What I teach: I teach CNIT 272, which is a database fundamentals course, and CNIT 136, which is PC applications and technology. CNIT 136 is an online technology course for non-CIT students, and we go over Office and Technology concepts. I try to stress how to use computer technology ethically and effectively. There are lot of students from sales, HTM and general studies. The class is serving more of the university. I’ve also been teaching TECH 120 (Technology and the Individual), and I’ll teach it again in the fall. I do not like to be the only one talking in the room. It’s important to me that I get a discussion going in the room, and then go wherever that leads us. I do that in CNIT 272 and TECH 120.
On the focus of TECH 120: We’ve been trying to engage the students and expose them to student organizations and other areas outside of the classroom. We’re working to instill the idea that you can’t just go to class and get good grades and be able to easily get a job. We tell them they have to expand their horizons through internships, leadership possibilities and taking a more active role. We also stress good time management, and we try to give them good examples on how to do that. Our big push now is problem solving and good critical thinking and technical writing.
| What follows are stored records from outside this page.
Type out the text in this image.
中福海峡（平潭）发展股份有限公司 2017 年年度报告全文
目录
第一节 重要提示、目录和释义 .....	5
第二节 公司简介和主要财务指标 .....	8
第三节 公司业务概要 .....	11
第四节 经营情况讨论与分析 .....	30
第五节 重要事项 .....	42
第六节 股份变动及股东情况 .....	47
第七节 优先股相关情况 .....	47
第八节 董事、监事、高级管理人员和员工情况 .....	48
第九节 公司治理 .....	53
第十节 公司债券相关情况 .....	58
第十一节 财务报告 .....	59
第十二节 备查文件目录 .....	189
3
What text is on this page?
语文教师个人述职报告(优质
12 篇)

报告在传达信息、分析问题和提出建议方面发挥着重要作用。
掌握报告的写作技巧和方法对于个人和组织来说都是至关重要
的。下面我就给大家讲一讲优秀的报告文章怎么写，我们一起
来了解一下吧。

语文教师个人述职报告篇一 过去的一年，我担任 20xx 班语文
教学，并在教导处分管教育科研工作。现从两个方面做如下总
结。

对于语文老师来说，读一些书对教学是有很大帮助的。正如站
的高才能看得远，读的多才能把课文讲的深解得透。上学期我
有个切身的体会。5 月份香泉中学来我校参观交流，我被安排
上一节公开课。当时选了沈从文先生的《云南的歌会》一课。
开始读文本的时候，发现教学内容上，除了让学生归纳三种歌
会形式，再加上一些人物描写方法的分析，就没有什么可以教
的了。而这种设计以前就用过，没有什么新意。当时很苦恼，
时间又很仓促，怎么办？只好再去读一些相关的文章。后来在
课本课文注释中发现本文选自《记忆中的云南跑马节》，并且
We’re trying to prepare them for their courses in CoT for all of their lab work.
On the future of TECH 120: We’re getting ready to work with IMPACT. Ethics, teamwork and problem solving are our three pillars. Through IMPACT, it will be an active learning environment. They’ll come into class once a week, we’ll give them the material for the topics, and they’ll have to do a series of readings, homework, etc. In classroom, they’ll get an active project to work on with their classmates.
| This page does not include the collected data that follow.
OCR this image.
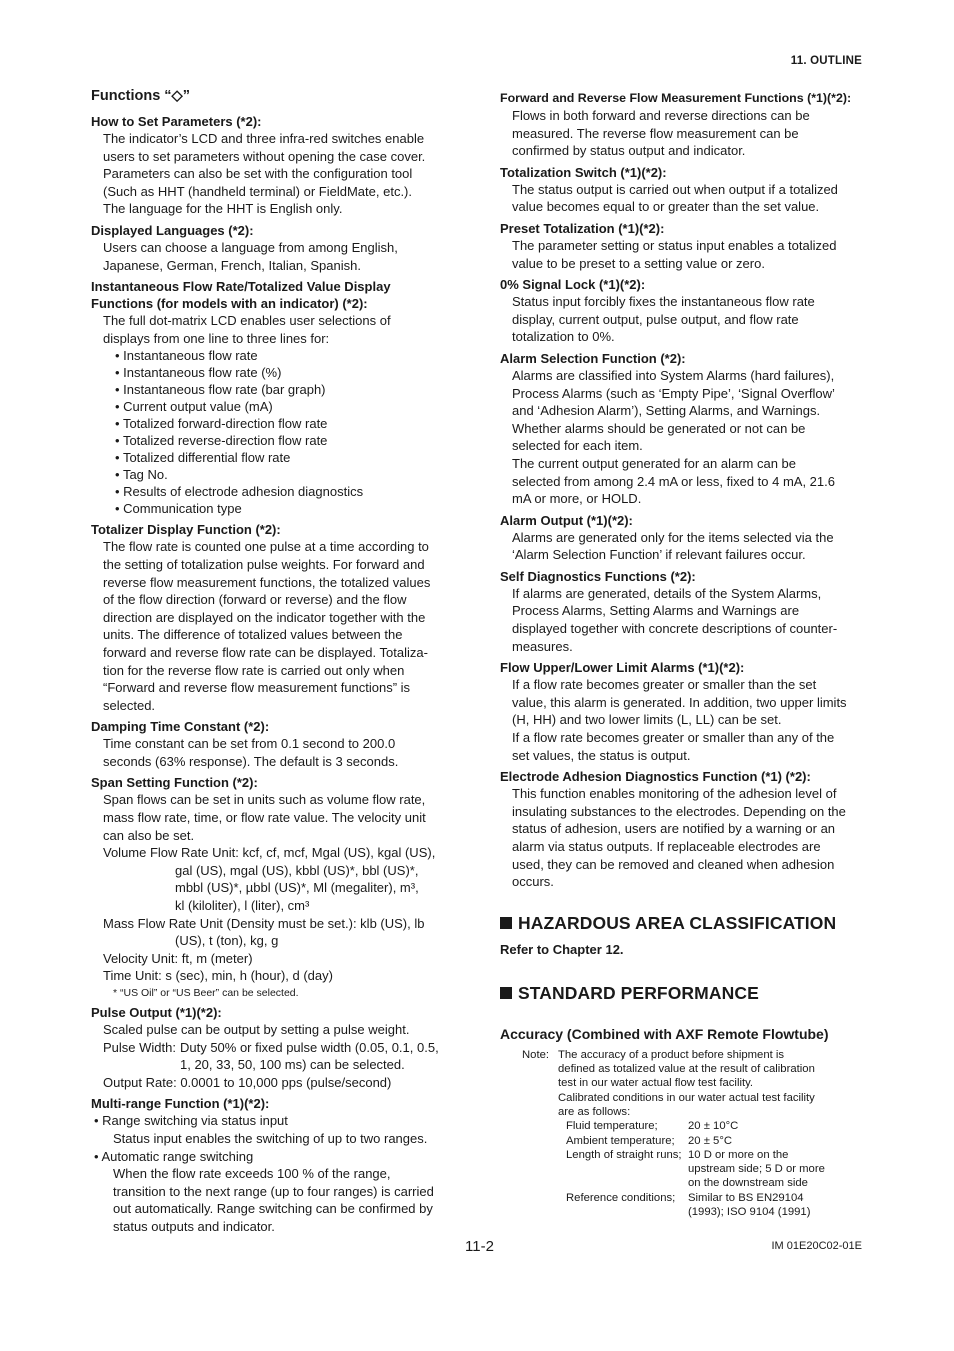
11. OUTLINE
Functions “◇”
How to Set Parameters (*2):
The indicator’s LCD and three infra-red switches enable
users to set parameters without opening the case cover.
Parameters can also be set with the configuration tool
(Such as HHT (handheld terminal) or FieldMate, etc.).
The language for the HHT is English only.
Displayed Languages (*2):
Users can choose a language from among English,
Japanese, German, French, Italian, Spanish.
Instantaneous Flow Rate/Totalized Value Display
Functions (for models with an indicator) (*2):
The full dot-matrix LCD enables user selections of
displays from one line to three lines for:
• Instantaneous flow rate
• Instantaneous flow rate (%)
• Instantaneous flow rate (bar graph)
• Current output value (mA)
• Totalized forward-direction flow rate
• Totalized reverse-direction flow rate
• Totalized differential flow rate
• Tag No.
• Results of electrode adhesion diagnostics
• Communication type
Totalizer Display Function (*2):
The flow rate is counted one pulse at a time according to
the setting of totalization pulse weights. For forward and
reverse flow measurement functions, the totalized values
of the flow direction (forward or reverse) and the flow
direction are displayed on the indicator together with the
units. The difference of totalized values between the
forward and reverse flow rate can be displayed. Totaliza-
tion for the reverse flow rate is carried out only when
“Forward and reverse flow measurement functions” is
selected.
Damping Time Constant (*2):
Time constant can be set from 0.1 second to 200.0
seconds (63% response). The default is 3 seconds.
Span Setting Function (*2):
Span flows can be set in units such as volume flow rate,
mass flow rate, time, or flow rate value. The velocity unit
can also be set.
Volume Flow Rate Unit: kcf, cf, mcf, Mgal (US), kgal (US),
gal (US), mgal (US), kbbl (US)*, bbl (US)*,
mbbl (US)*, µbbl (US)*, Ml (megaliter), m³,
kl (kiloliter), l (liter), cm³
Mass Flow Rate Unit (Density must be set.): klb (US), lb
(US), t (ton), kg, g
Velocity Unit: ft, m (meter)
Time Unit: s (sec), min, h (hour), d (day)
* “US Oil” or “US Beer” can be selected.
Pulse Output (*1)(*2):
Scaled pulse can be output by setting a pulse weight.
Pulse Width: Duty 50% or fixed pulse width (0.05, 0.1, 0.5,
1, 20, 33, 50, 100 ms) can be selected.
Output Rate: 0.0001 to 10,000 pps (pulse/second)
Multi-range Function (*1)(*2):
• Range switching via status input
Status input enables the switching of up to two ranges.
• Automatic range switching
When the flow rate exceeds 100 % of the range,
transition to the next range (up to four ranges) is carried
out automatically. Range switching can be confirmed by
status outputs and indicator.
Forward and Reverse Flow Measurement Functions (*1)(*2):
Flows in both forward and reverse directions can be
measured. The reverse flow measurement can be
confirmed by status output and indicator.
Totalization Switch (*1)(*2):
The status output is carried out when output if a totalized
value becomes equal to or greater than the set value.
Preset Totalization (*1)(*2):
The parameter setting or status input enables a totalized
value to be preset to a setting value or zero.
0% Signal Lock (*1)(*2):
Status input forcibly fixes the instantaneous flow rate
display, current output, pulse output, and flow rate
totalization to 0%.
Alarm Selection Function (*2):
Alarms are classified into System Alarms (hard failures),
Process Alarms (such as ‘Empty Pipe’, ‘Signal Overflow’
and ‘Adhesion Alarm’), Setting Alarms, and Warnings.
Whether alarms should be generated or not can be
selected for each item.
The current output generated for an alarm can be
selected from among 2.4 mA or less, fixed to 4 mA, 21.6
mA or more, or HOLD.
Alarm Output (*1)(*2):
Alarms are generated only for the items selected via the
‘Alarm Selection Function’ if relevant failures occur.
Self Diagnostics Functions (*2):
If alarms are generated, details of the System Alarms,
Process Alarms, Setting Alarms and Warnings are
displayed together with concrete descriptions of counter-
measures.
Flow Upper/Lower Limit Alarms (*1)(*2):
If a flow rate becomes greater or smaller than the set
value, this alarm is generated. In addition, two upper limits
(H, HH) and two lower limits (L, LL) can be set.
If a flow rate becomes greater or smaller than any of the
set values, the status is output.
Electrode Adhesion Diagnostics Function (*1) (*2):
This function enables monitoring of the adhesion level of
insulating substances to the electrodes. Depending on the
status of adhesion, users are notified by a warning or an
alarm via status outputs. If replaceable electrodes are
used, they can be removed and cleaned when adhesion
occurs.
HAZARDOUS AREA CLASSIFICATION
Refer to Chapter 12.
STANDARD PERFORMANCE
Accuracy (Combined with AXF Remote Flowtube)
Note: The accuracy of a product before shipment is
defined as totalized value at the result of calibration
test in our water actual flow test facility.
Calibrated conditions in our water actual test facility
are as follows:
Fluid temperature;	20 ± 10°C

Ambient temperature;	20 ± 5°C

Length of straight runs;	10 D or more on the
upstream side; 5 D or more
on the downstream side

Reference conditions;	Similar to BS EN29104
(1993); ISO 9104 (1991)
11-2	IM 01E20C02-01E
On her involvement with other college initiatives: I am the diversity coordinator for CIT, so I am helping put together a diversity plan for the college. I assist with the Women in Technology group, and I’ve tried to take a more active role in recruitment of women and underrepresented minorities to our department. I’m on the Pathways grant for Statewide to create a virtual learning community. We’ll be taking the concept of learning communities, and, since all of these students are spread all over the state, we want to develop a virtual learning community where they can collaborate with each other without having to be in the same facility. Brandeis Marshall [assistant professor of CIT] and I also are taking on an initiative to take the largest cohort of female student to the Grace Hopper Celebration of Women in Computing in the fall. Our goal is to fund all CIT female students and any other computing student within the College of Technology. By attending, these emerging computer technologists will see and engage with established computing women, thus assisting in fulfilling the college’s diversity initiatives.
Outside of work: My husband, Chad, and I try to take the kids to a different national park every summer, so we spend a lot of time outside. We are thinking about Acadia in Maine. We’ve already been to Washington, D.C., Great Smoky Mountains, Shenandoah, and Mammoth Cave.